4th of July is one of my favorite holidays.  I love the BBQs, the fresh veggies coming on in the gardens, but most of all I LOVE the fireworks.  Every year we head north to a nearby town to listen to music & watch the fireworks display.  It's something we started doing with Liv when she was just a toddler & it's still one of my favorite family things we do together.

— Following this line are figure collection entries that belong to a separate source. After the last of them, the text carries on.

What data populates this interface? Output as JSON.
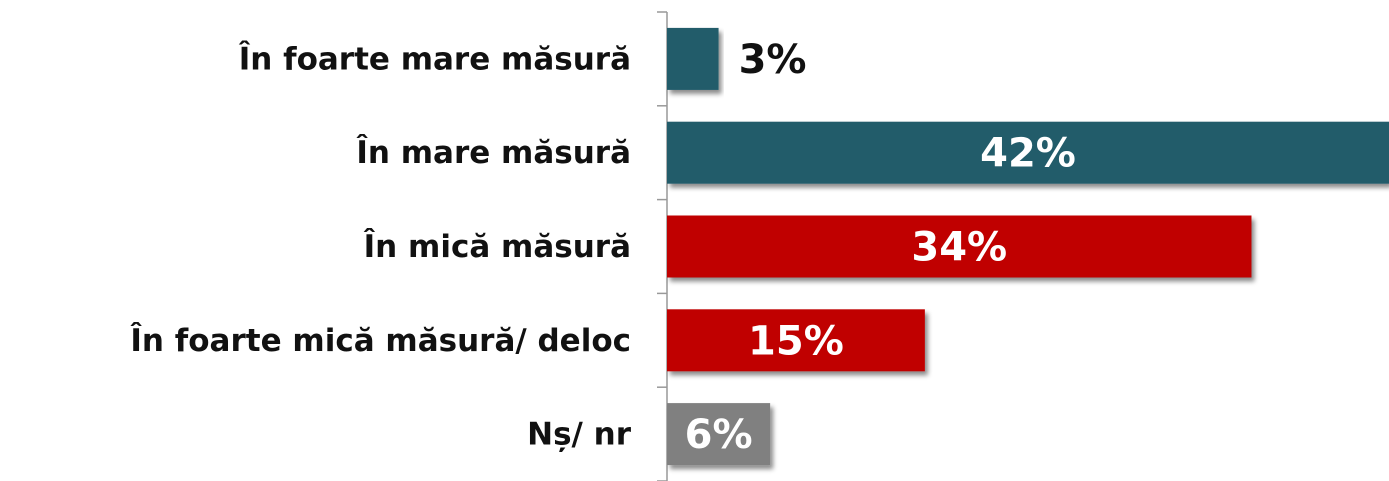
{
  "chart_data": {
    "type": "bar",
    "orientation": "horizontal",
    "categories": [
      "În foarte mare măsură",
      "În mare măsură",
      "În mică măsură",
      "În foarte mică măsură/ deloc",
      "Nș/ nr"
    ],
    "values": [
      3,
      42,
      34,
      15,
      6
    ],
    "value_labels": [
      "3%",
      "42%",
      "34%",
      "15%",
      "6%"
    ],
    "colors": [
      "#245b6b",
      "#245b6b",
      "#c00000",
      "#c00000",
      "#808080"
    ],
    "xlim": [
      0,
      42
    ]
  }
}
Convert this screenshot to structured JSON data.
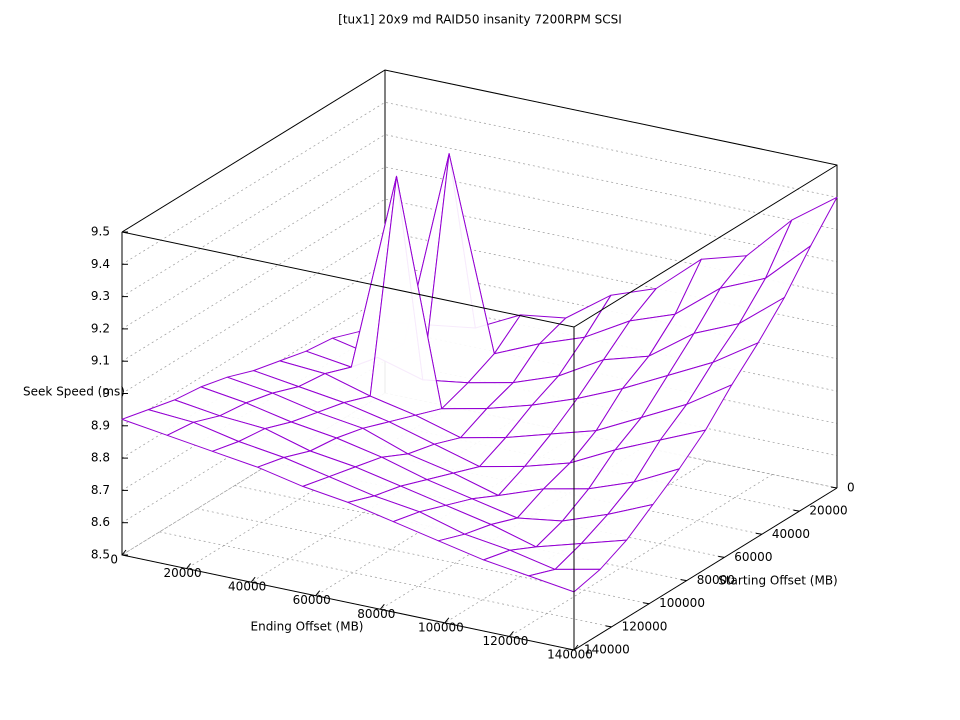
{
  "chart_data": {
    "type": "surface",
    "title": "[tux1] 20x9 md RAID50 insanity 7200RPM SCSI",
    "x_label": "Ending Offset (MB)",
    "y_label": "Starting Offset (MB)",
    "z_label": "Seek Speed (ms)",
    "x": [
      0,
      14000,
      28000,
      42000,
      56000,
      70000,
      84000,
      98000,
      112000,
      126000,
      140000
    ],
    "y": [
      0,
      14000,
      28000,
      42000,
      56000,
      70000,
      84000,
      98000,
      112000,
      126000,
      140000
    ],
    "z": [
      [
        8.72,
        8.74,
        8.76,
        8.83,
        8.85,
        8.95,
        9.0,
        9.12,
        9.16,
        9.3,
        9.4
      ],
      [
        8.74,
        8.73,
        9.35,
        8.76,
        8.82,
        8.87,
        8.95,
        9.0,
        9.11,
        9.17,
        9.3
      ],
      [
        8.77,
        8.74,
        8.7,
        8.72,
        8.75,
        8.8,
        8.88,
        8.92,
        9.02,
        9.08,
        9.19
      ],
      [
        8.78,
        8.76,
        9.38,
        8.69,
        8.72,
        8.76,
        8.81,
        8.87,
        8.94,
        9.01,
        9.1
      ],
      [
        8.8,
        8.79,
        8.75,
        8.72,
        8.68,
        8.71,
        8.75,
        8.79,
        8.86,
        8.93,
        9.02
      ],
      [
        8.82,
        8.8,
        8.78,
        8.75,
        8.71,
        8.67,
        8.7,
        8.74,
        8.81,
        8.87,
        8.93
      ],
      [
        8.85,
        8.83,
        8.8,
        8.78,
        8.73,
        8.7,
        8.66,
        8.71,
        8.74,
        8.79,
        8.86
      ],
      [
        8.87,
        8.85,
        8.82,
        8.8,
        8.77,
        8.73,
        8.7,
        8.67,
        8.69,
        8.74,
        8.8
      ],
      [
        8.88,
        8.86,
        8.85,
        8.81,
        8.79,
        8.76,
        8.73,
        8.7,
        8.66,
        8.7,
        8.74
      ],
      [
        8.9,
        8.89,
        8.86,
        8.84,
        8.81,
        8.78,
        8.76,
        8.72,
        8.7,
        8.67,
        8.7
      ],
      [
        8.92,
        8.9,
        8.88,
        8.86,
        8.83,
        8.81,
        8.78,
        8.75,
        8.72,
        8.7,
        8.68
      ]
    ],
    "color": "#9400d3",
    "xlim": [
      0,
      140000
    ],
    "xticks": [
      0,
      20000,
      40000,
      60000,
      80000,
      100000,
      120000,
      140000
    ],
    "ylim": [
      0,
      140000
    ],
    "yticks": [
      0,
      20000,
      40000,
      60000,
      80000,
      100000,
      120000,
      140000
    ],
    "zlim": [
      8.5,
      9.5
    ],
    "zticks": [
      8.5,
      8.6,
      8.7,
      8.8,
      8.9,
      9,
      9.1,
      9.2,
      9.3,
      9.4,
      9.5
    ],
    "grid": true
  }
}
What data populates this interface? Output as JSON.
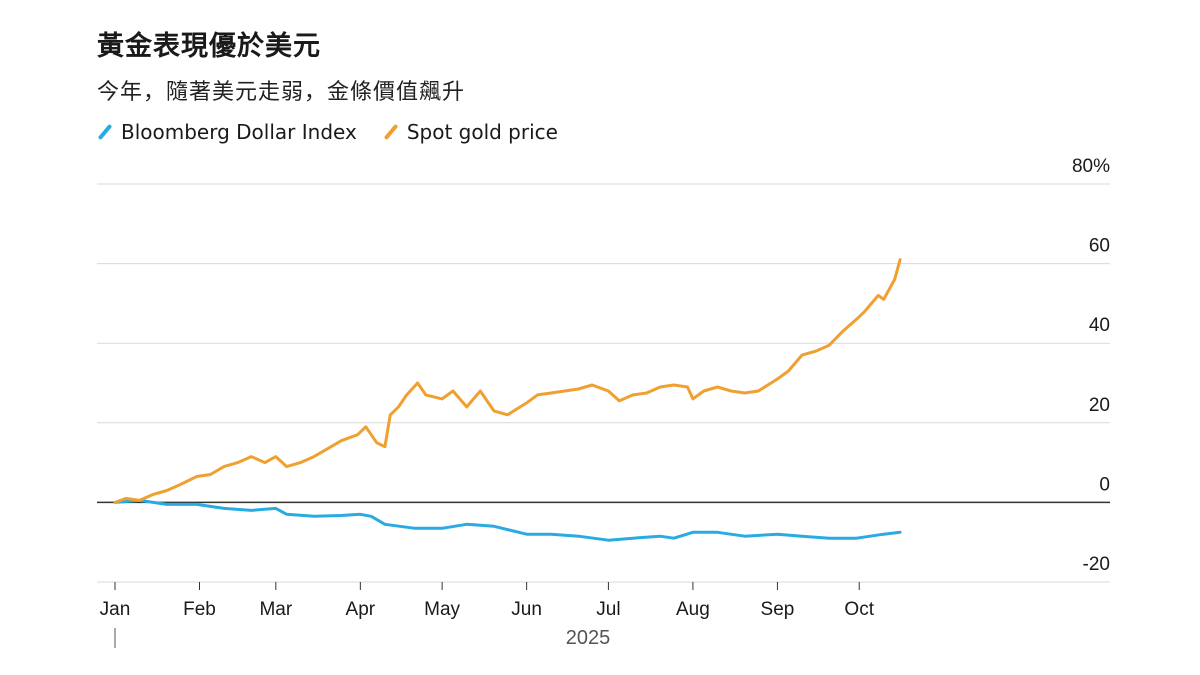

Speaking of veggies, we had our first batch of homegrown corn on the cob this past week.  It was DELICIOUS!!!  Oh my, I had forgotten how much I truly LOVE corn-on-the cob. I had read somewhere that you could cook it in the husks in the microwave so I tried that & it is really good made that way.  No heating up the kitchen with a big boiling pot of water & the corn is done in minutes & shucks easily after cooking. I will definitely be cooking our fresh corn like this from now on.  I'll try & remember to put some how-to instructions over at Mom's Kitchen.  Trust me, you cook it one time like this & you'll never go back to the pot on the stove method :) 


July also marks the time when fresh tomatoes become available.  This has to be my all time FAVORITE veggie...er, fruit?...oh whatever, you know what I mean :)


For the past couple of years I haven't been able to get enough at once to can, but I'm hoping this year to get some canned.  There's nothing like canned tomatoes to make a winter chili or soup perfect. I'm also going to try making my salsa recipe with home-canned tomatoes this fall & see how it tastes. 


Are any of you canning mama's too?  I'd love to hear what you stick in a can & how your family uses it later on.  If the corn continues to be good this year, I think I'll freeze some of that too.  I like to get onions & green peppers & chop them up for the freezer when I can as well.